We carried out this installation from September 9 to 16, 2012 on the Digue du Large. A week in front of the sea, drunk with the wind and the sun, doing this ridiculous and magnificent gesture together. The work withstood a force 9 mistral, but not a few human hands. We have seen of our work only what we give you to see here. Barely completed, the installation was destroyed by a passer-by from La Digue and not a single gold leaf was found around it! We will never know what displeased him so much, or perhaps this passer-by got caught up in the work, seeing in it valuable material ? The investigation was vigorously carried out within the Port and will remain unanswered: who stole the gold from Africa ? that was the question asked, they simply told me at the security service secretariat… The two days that followed, we again covered a few blocks with what was left of the adhesive, to finally see from the sea, during a boat trip, the bursts of light from Golden Africa…
Adrift project
Karyati Hayati
Karyati Hayati (My village, my life) is the title of the project that Hassan Darsi is currently working on. This project is intimately linked to a site, the Beni Aïssi village located in the heart of the Benslimane forest, and to a situation. It is essential at first to set the scene for the project as the history of this village and the involvement of the artist in this site are interdependent.
The Benslimane forest is the green lung of Morocco with some 25% of the forested area of the territory. At a time of climate emergencies and environmental protection, and after the general mobilization of the Kingdom and its commitments for COP 22, protect the environment, public health, the living environment of populations and the preservation natural and landscape resources is as much a duty as a priority. The Beni Aïssi douar enjoys a rare and precious environmental setting between small farms, hills, rivers and forests. The biodiversity of the fauna and flora flourish there in a harmonious balance, preserved by its inhabitants, who were born there, have lived and worked there for many generations.

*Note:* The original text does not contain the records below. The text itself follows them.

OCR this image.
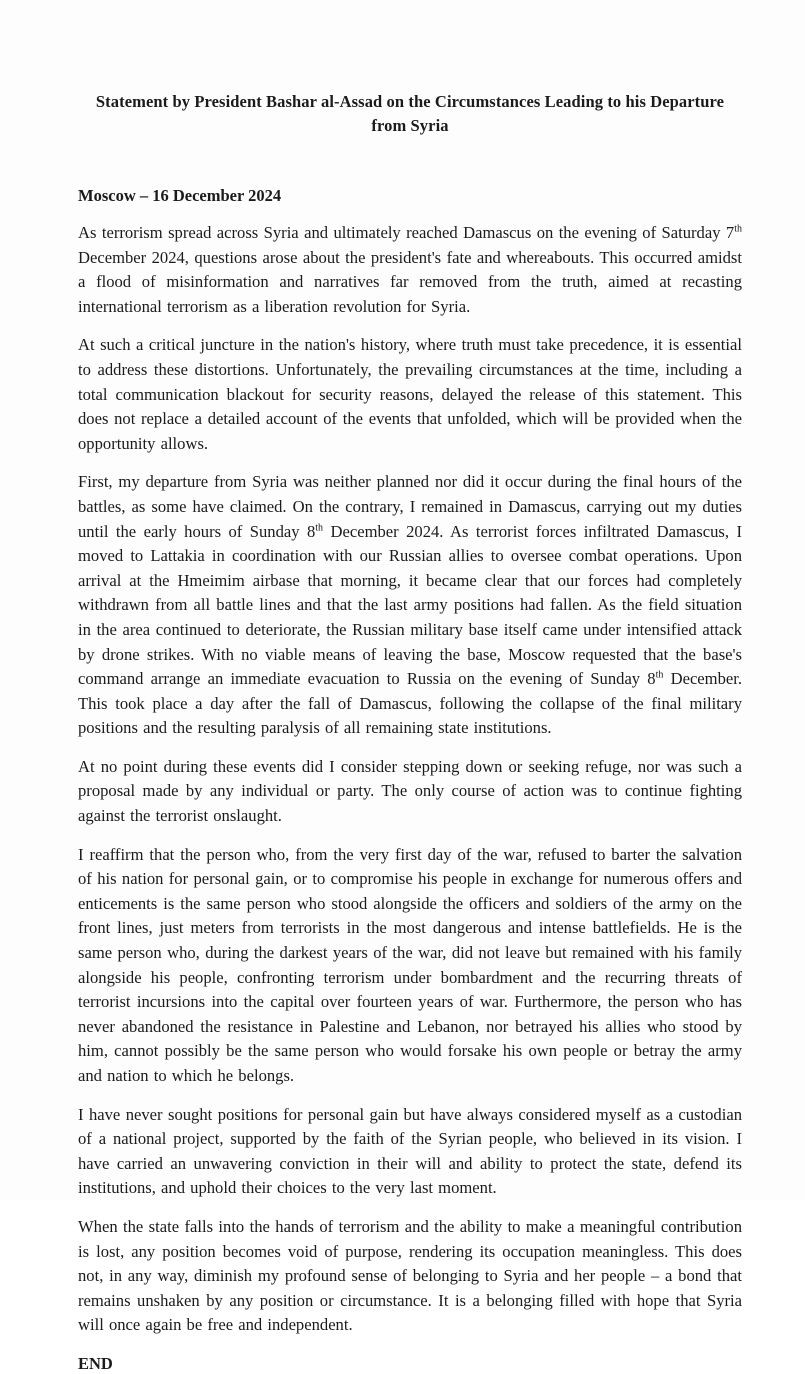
Statement by President Bashar al-Assad on the Circumstances Leading to his Departure from Syria
Moscow – 16 December 2024

As terrorism spread across Syria and ultimately reached Damascus on the evening of Saturday 7th December 2024, questions arose about the president's fate and whereabouts. This occurred amidst a flood of misinformation and narratives far removed from the truth, aimed at recasting international terrorism as a liberation revolution for Syria.

At such a critical juncture in the nation's history, where truth must take precedence, it is essential to address these distortions. Unfortunately, the prevailing circumstances at the time, including a total communication blackout for security reasons, delayed the release of this statement. This does not replace a detailed account of the events that unfolded, which will be provided when the opportunity allows.

First, my departure from Syria was neither planned nor did it occur during the final hours of the battles, as some have claimed. On the contrary, I remained in Damascus, carrying out my duties until the early hours of Sunday 8th December 2024. As terrorist forces infiltrated Damascus, I moved to Lattakia in coordination with our Russian allies to oversee combat operations. Upon arrival at the Hmeimim airbase that morning, it became clear that our forces had completely withdrawn from all battle lines and that the last army positions had fallen. As the field situation in the area continued to deteriorate, the Russian military base itself came under intensified attack by drone strikes. With no viable means of leaving the base, Moscow requested that the base's command arrange an immediate evacuation to Russia on the evening of Sunday 8th December. This took place a day after the fall of Damascus, following the collapse of the final military positions and the resulting paralysis of all remaining state institutions.

At no point during these events did I consider stepping down or seeking refuge, nor was such a proposal made by any individual or party. The only course of action was to continue fighting against the terrorist onslaught.

I reaffirm that the person who, from the very first day of the war, refused to barter the salvation of his nation for personal gain, or to compromise his people in exchange for numerous offers and enticements is the same person who stood alongside the officers and soldiers of the army on the front lines, just meters from terrorists in the most dangerous and intense battlefields. He is the same person who, during the darkest years of the war, did not leave but remained with his family alongside his people, confronting terrorism under bombardment and the recurring threats of terrorist incursions into the capital over fourteen years of war. Furthermore, the person who has never abandoned the resistance in Palestine and Lebanon, nor betrayed his allies who stood by him, cannot possibly be the same person who would forsake his own people or betray the army and nation to which he belongs.

I have never sought positions for personal gain but have always considered myself as a custodian of a national project, supported by the faith of the Syrian people, who believed in its vision. I have carried an unwavering conviction in their will and ability to protect the state, defend its institutions, and uphold their choices to the very last moment.

When the state falls into the hands of terrorism and the ability to make a meaningful contribution is lost, any position becomes void of purpose, rendering its occupation meaningless. This does not, in any way, diminish my profound sense of belonging to Syria and her people – a bond that remains unshaken by any position or circumstance. It is a belonging filled with hope that Syria will once again be free and independent.

END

A few years ago, quarrying disrupted the quality of life in the douar and the symbiosis between man and nature was considerably shaken. Today, it is an entire hill, its forest, its fauna, its flora and the local residents who live and work there who are threatened by a new quarry project and the politico-financial vampirism of multinational corporations eyeing agricultural land to feed their cement works. Faced with such projects, the inhabitants are distraught, alone and often poorly organized; they experience real and imagined fear of the authorities. The youngest often have no alternative but to work in these same careers which destroy their place of life and devalue their heritage.
Hassan Darsi has lived in this village for eight years and he is both a witness and concerned by what is happening there. Opposite to this career project, he proposed to the inhabitants to unite around another: the creation of an agro-ecological village which unites them around a real life project. This project is being implemented and the artist accompanies it as a witness who archives this adventure through a film production, and as an artist who activates artistic, cultural and ecological projects to contribute to this social construction.